Klagenfurt: Wagners „Walküre“ als hochemotionales, Endzeitdrama

Xl_walk_re-klagenfurt-9-21 © Arnold Pöschl

Es ist ein sehr ambitioniertes Unterfangen des Klagenfurter Stadttheaters, Richard Wagners „Die Walküre aus dem „Ring des Nibelungen“ als Eröffnungspremiere auf die Bühne zu stellen, denn neben einem großbesetzten Orchester braucht es auch hochdramatische Sänger. Allerdings hat der Bayreuther Meister auch auf kleinere Theater Rücksicht genommen und dafür eine reduzierte Orchesterfassung geschaffen. Das Ergebnis des ersten Abends des Endzeitdramas kann sich mehr als Sehen lassen, denn es fasziniert in allen Bereichen.

Kammermusikalisch schlank, durchsichtig, aber wenn angebracht, auch rauschhaft, saftig, aufwühlend und auf Überwältigung setzend:So musiziert das Kärntner Sinfonieorchester unter Nicholas Milton. Der neue Chefdirigent ist ein großer Gewinn für das Haus. Denn er weißauch reiche Nuancen und Farben herauszuarbeiten. Besonders „Wotans Abschied“ gelingt mit betörender Schönheit. Und er lässt immer sängerfreundlich spielen.

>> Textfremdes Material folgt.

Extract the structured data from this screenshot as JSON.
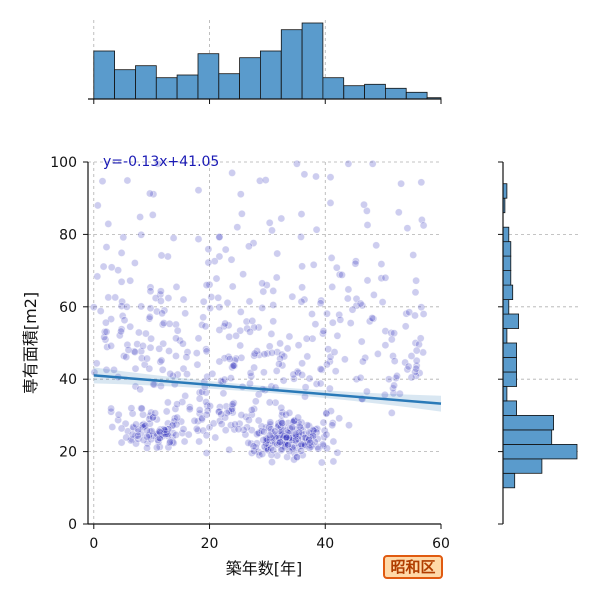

Und das Ensemble dankt es ihm mit wahrem Schöngesang, wobei bei fast allen Sängern eine exemplarische Textverständlichkeit festzustellen ist. Allen voran singt Markus Marquardt einen edlen, fein differenzierten Wotan, der auch viel Weichheit zu verströmen vermag. Besonders sein „Abschied“ von seiner geliebten Brünnhilde wird zum Ereignis. Magdalena Anna Hofmann kann als Walküresogar bei Höchst-Dramatik noch schön singen, mit vielen Schattierungen und einer wunderbaren „Todesverkündigung“. Julian Hubbard zeigt als Siegmund beachtliche Kraft und ist zu allen Spitzentönen fähig. Seine langen „Wälse“-Rufe sind imposant. Martina Welschenbach ist eine schön gefärbte, voluminöse Sieglinde mit vielen Schattierungen und intensiver Rollengestaltung. Xenia Vyaznikova spielt eine ungemein präsente Fricka mit kraftvollem Ausdruck. Sie ist allerdings als einzige weniger verständlich und manchmal zu sehr keifend. Gegen sie kann ihr Göttergatte vom Willen her aber rein gar nichts ausrichten. Rafal Pawnuk, nicht nur optisch ein Hüne, sondern auch stimmgewaltig ist mit seinem schwarzen Bass ein Hunding zum Fürchten. Alle Walküren singen ohne Furcht und Tadel.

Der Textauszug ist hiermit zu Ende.